An Article on Epicurean Views of Marriage From An Interesting Source Website.

  • I post this link not so much for the article itself, which I have not read, but due to the website at which it appears, which is not something I have seen before. This was posted in the EP Facebook group and may or may not be useful if you are looking for other research papers. Caveat emptor.

    ALSO ANOTHER WARNING: As the thread has proceeded most of the comments about this article are negative. We do keep adverse articles up sometimes as a means of knowing what to react against, so I won't remove this at least at this point, but do be sure not to take it as unquestioned Epicurean material. Many academic articles are hostile to Epicurus and this one may be too.

    Sci-Hub: removing barriers in the way of science

  • Well I intend to comment for the sake of the article. It was an interesting read, and within the past few months, and perhaps to no surprise to some from the podcast. Love and I have had a reconsideration. To be brief, I think it possible for an Epicurean to engage in romance and romantic love, provided under pliant usage of prudency and the predominance of pleasure over pain, especially over a long term.

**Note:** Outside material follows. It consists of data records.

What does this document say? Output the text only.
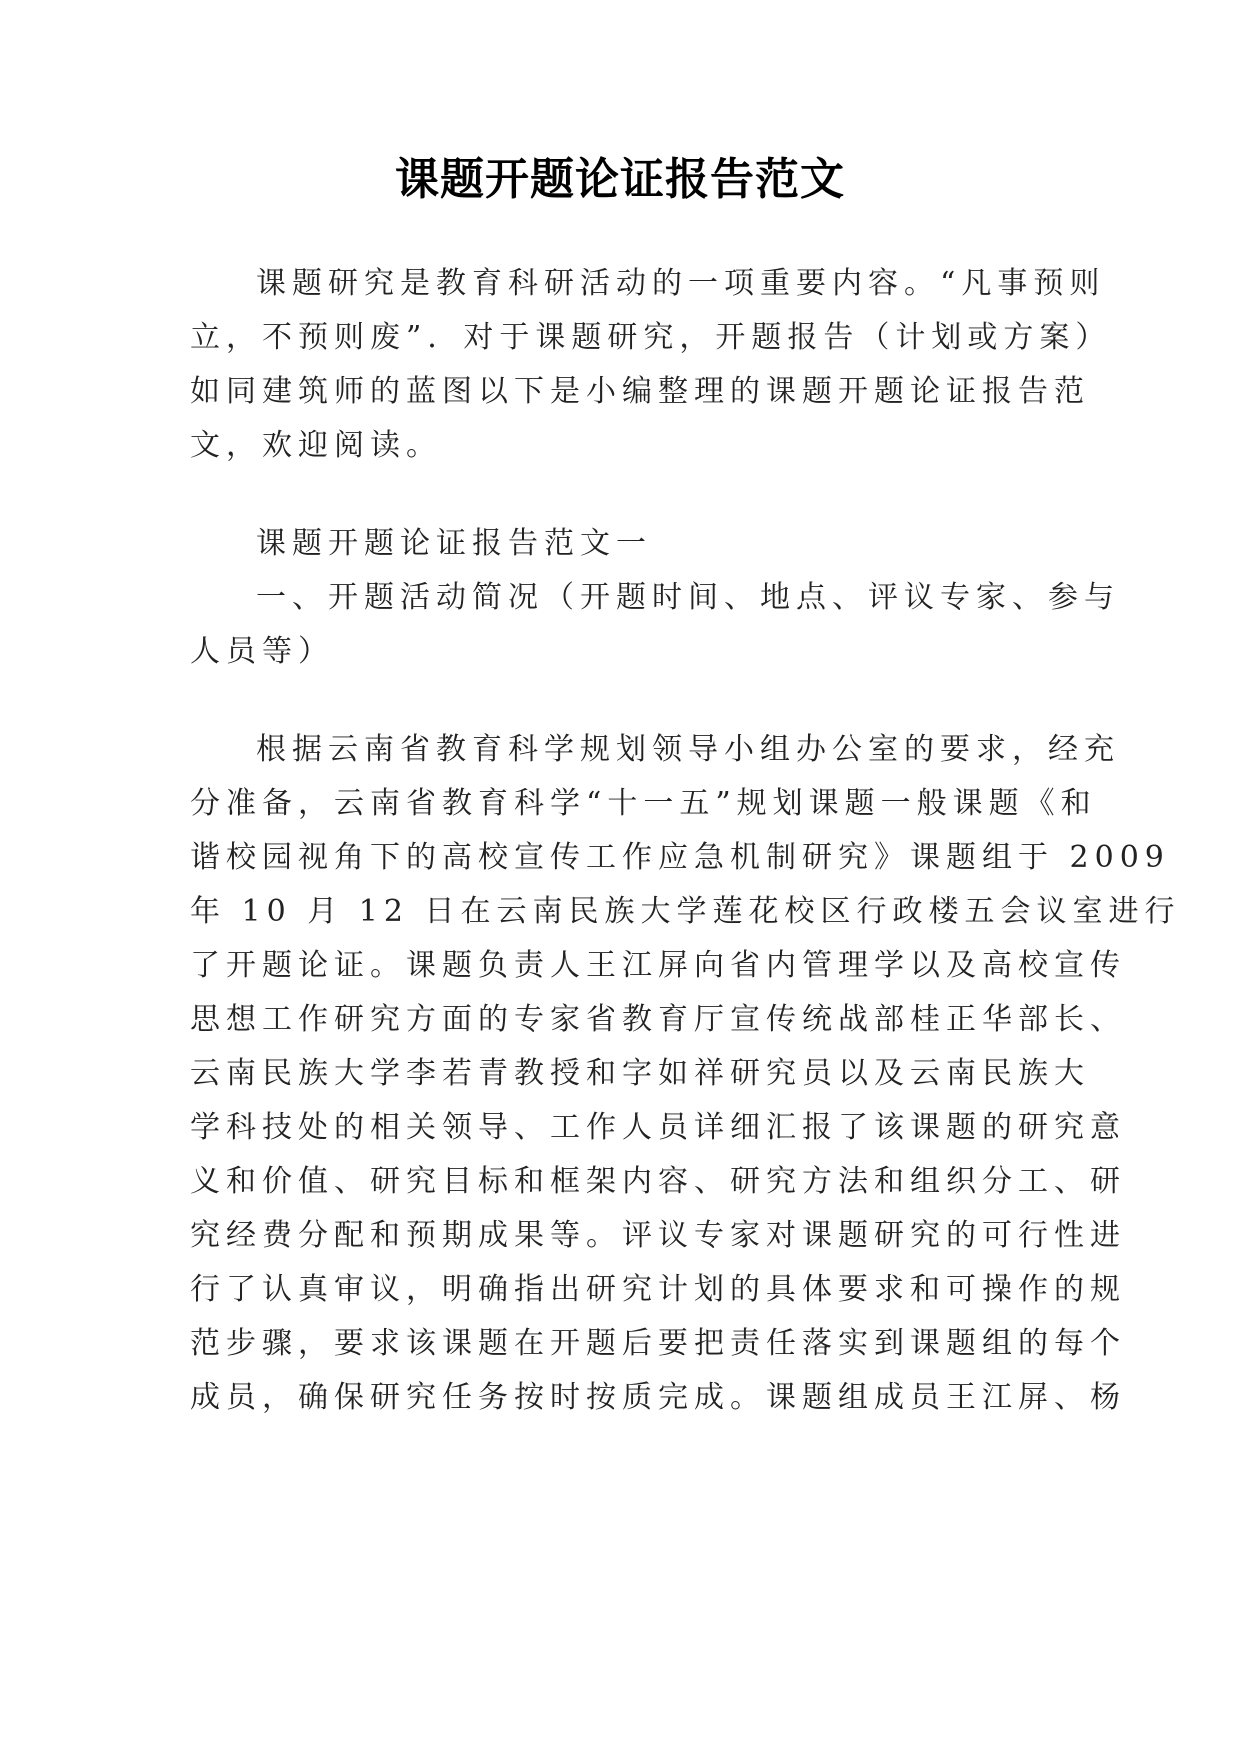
课题开题论证报告范文
课题研究是教育科研活动的一项重要内容。“凡事预则
立，不预则废”．对于课题研究，开题报告（计划或方案）
如同建筑师的蓝图以下是小编整理的课题开题论证报告范
文，欢迎阅读。
课题开题论证报告范文一
一、开题活动简况（开题时间、地点、评议专家、参与
人员等）
根据云南省教育科学规划领导小组办公室的要求，经充
分准备，云南省教育科学“十一五”规划课题一般课题《和
谐校园视角下的高校宣传工作应急机制研究》课题组于 2009
年 10 月 12 日在云南民族大学莲花校区行政楼五会议室进行
了开题论证。课题负责人王江屏向省内管理学以及高校宣传
思想工作研究方面的专家省教育厅宣传统战部桂正华部长、
云南民族大学李若青教授和字如祥研究员以及云南民族大
学科技处的相关领导、工作人员详细汇报了该课题的研究意
义和价值、研究目标和框架内容、研究方法和组织分工、研
究经费分配和预期成果等。评议专家对课题研究的可行性进
行了认真审议，明确指出研究计划的具体要求和可操作的规
范步骤，要求该课题在开题后要把责任落实到课题组的每个
成员，确保研究任务按时按质完成。课题组成员王江屏、杨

    At some point relationships may or may not, and for better or worse become stale, and if they do then at this point the perilous and painful emotions and desires have been dulled, and the possibility of an easy breakup is on the table. If not, then a renewal of vows or casual equivalent only heightens the pleasurable aspects of the relationship that brought pleasure to begin with.

    If one is love-sick then we need only to refer to PD4.

    Pain does not last continuously in the flesh, but the acutest pain is there for a very short time, and even that which just exceeds the pleasure in the flesh does not continue for many days at once. But chronic illnesses permit a predominance of pleasure over pain in the flesh.

    “If the joys found in nature are crimes, then man’s pleasure and happiness is to be criminal.”

  • I just read the first few pages and must say: THIS IS INCORRECT for a number of reasons:

    A modern marriage won't last if it is just based on sex. The article doesn't define the word "love" and in the way it is used it appears to mean "naive lust". It doesn't take into consideration that people marry for companionship. After the sex drive inevitably cools down a bit, then hopefully you have found yourself someone who is a "partner in fun", meaning someone with whom you can enjoy fun things and the simple pleasures of life together. Unfortunately the modern world is so individualized and compartmentalized that only the extremely extroverted people can manage to live happily without being married (because their extroverted nature helps them have a wide range of friends so that they are never lonely). So marriage for introverted quiet people is important for the simple sake of friendship.

  • Yes, a warning, and perhaps remove it altogether, because it appears to suggest a selfish and immature stance in regard to romantic relationships.

  • I haven't read the article (and in light of Kalosyni 's review may skip it).

    This does bring up the thought for me that marriage was a completely different institution in ancient Greece than today. And I do NOT advocate any kind of return to that btw.

    It also brings up the topic of friendship. Friends were absolutely necessary in ancient world too. There was no "social safety net." Unless you were independently wealthy (which it appears Epicurus and others were) you were out of luck if you got sick or just got old. You relied on your friends to help you.

    Now, we hope to have marriages between friends for companionship, mutual support, etc.

    We also have professionals in elder care, hospitals, hospices, etc. That doesn't mean we don't need a social support system!

    So, the need for friends fills a slightly different niche than it did 2,000 years ago.